My stomach revolted. Before dessert, I excused myself and made a beeline for the nearest restroom and later locked myself in my hotel room, wondering if I was going to die alone in a Belarusian hotel. Not to fear. The general sent two colonels with a bottle of vodka and orders to cure me with as many drinks as they deemed necessary. After four doses of vodka, I forgot my stomach cramps, my headache and even my name.

People were genuinely nice but totally ignored the meaning of deadline. Patience and resilience were necessary virtues when working in Eastern countries.
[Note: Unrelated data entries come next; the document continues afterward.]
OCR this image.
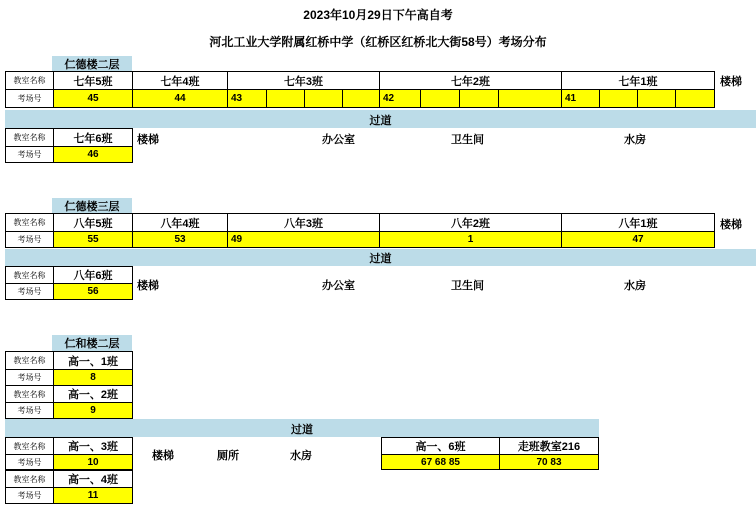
2023年10月29日下午高自考
河北工业大学附属红桥中学（红桥区红桥北大街58号）考场分布
仁德楼二层
教室名称	七年5班	七年4班	七年3班	七年2班	七年1班	楼梯
考场号	45	44	43	42	41
过道
教室名称	七年6班
考场号	46
楼梯	办公室	卫生间	水房
仁德楼三层
教室名称	八年5班	八年4班	八年3班	八年2班	八年1班	楼梯
考场号	55	53	49	1	47
过道
教室名称	八年6班
考场号	56	楼梯	办公室	卫生间	水房
仁和楼二层
教室名称	高一、1班
考场号	8
教室名称	高一、2班
考场号	9
过道
教室名称	高一、3班
考场号	10
教室名称	高一、4班
考场号	11
楼梯	厕所	水房
高一、6班	走班教室216
67 68 85	70 83
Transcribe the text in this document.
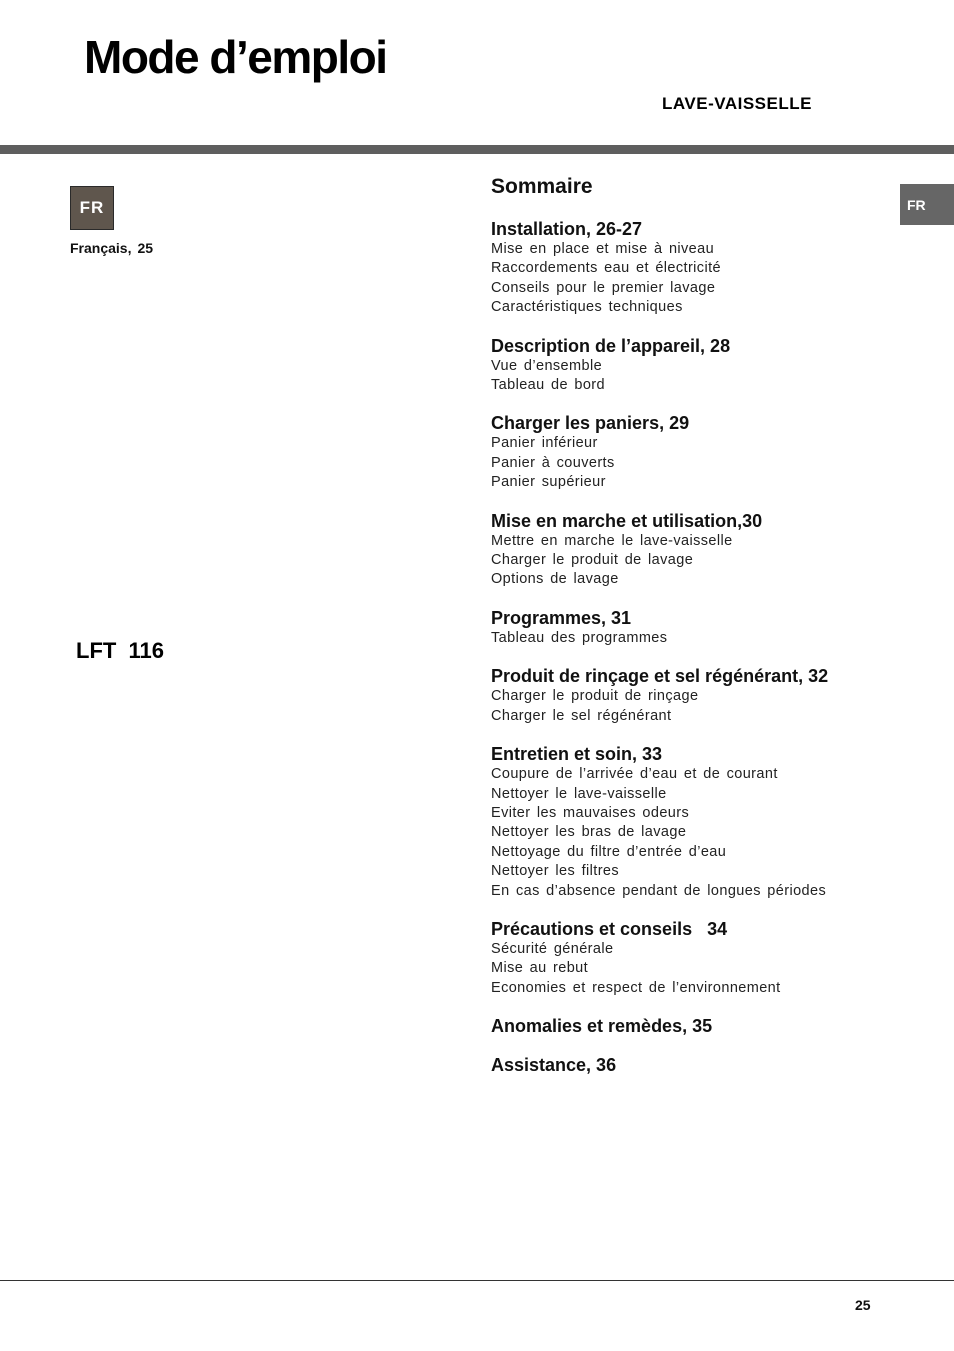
Mode d’emploi
LAVE-VAISSELLE
FR
Français, 25
LFT  116
FR
Sommaire
Installation, 26-27
Mise en place et mise à niveau
Raccordements eau et électricité
Conseils pour le premier lavage
Caractéristiques techniques
Description de l’appareil, 28
Vue d’ensemble
Tableau de bord
Charger les paniers, 29
Panier inférieur
Panier à couverts
Panier supérieur
Mise en marche et utilisation,30
Mettre en marche le lave-vaisselle
Charger le produit de lavage
Options de lavage
Programmes, 31
Tableau des programmes
Produit de rinçage et sel régénérant, 32
Charger le produit de rinçage
Charger le sel régénérant
Entretien et soin, 33
Coupure de l’arrivée d’eau et de courant
Nettoyer le lave-vaisselle
Eviter les mauvaises odeurs
Nettoyer les bras de lavage
Nettoyage du filtre d’entrée d’eau
Nettoyer les filtres
En cas d’absence pendant de longues périodes
Précautions et conseils   34
Sécurité générale
Mise au rebut
Economies et respect de l’environnement
Anomalies et remèdes, 35
Assistance, 36
25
After so many trips and incredible adventures, we accomplished our mission, and I had fascinating stories that needed to be shared.

First Book

Five years later, I took an early retirement to write my first book. My husband and I moved from Ohio to sunny Florida and never regretted leaving the cold and the snow. During my career as a lab director, I traveled to over fifty countries for business or vacation. I like to write contemporary romances so I set my stories in the fascinating places I had visited.

To Love A Hero, the sizzling romance of an American scientist and a Belarusian general, blossoms amid a web of intrigue and a clash of two cultures. Through my novel, I relived my fantastic trips to Belarus. My novel highlights the hospitality and warmth of the gorgeous and gallant Belarusian officers who sing, toast with vodka, and make a woman feel like a goddess.

Also set in Belarus is RX in Russian.

My travels have provided exciting and exotic backdrops for my novels. Along with the two books set in Belarus, I have two set in France: French Peril and Right Name, Wrong Man. One book is set in Egypt and the Seychelles: Osiris' Missing Part.

Last but not least, two romance novels are set in my home country of the U. S.: Babies in the Bargain and No More Lies.

Joan's 2 Cents

Thanks, Mona, for the fascinating look at countries most people never have the opportunity to visit.

Takeaway Truth

Emily Dickinson wrote: "There is no Frigate like a book to take us lands away...." Do some armchair traveling today with a good book set in a foreign locale.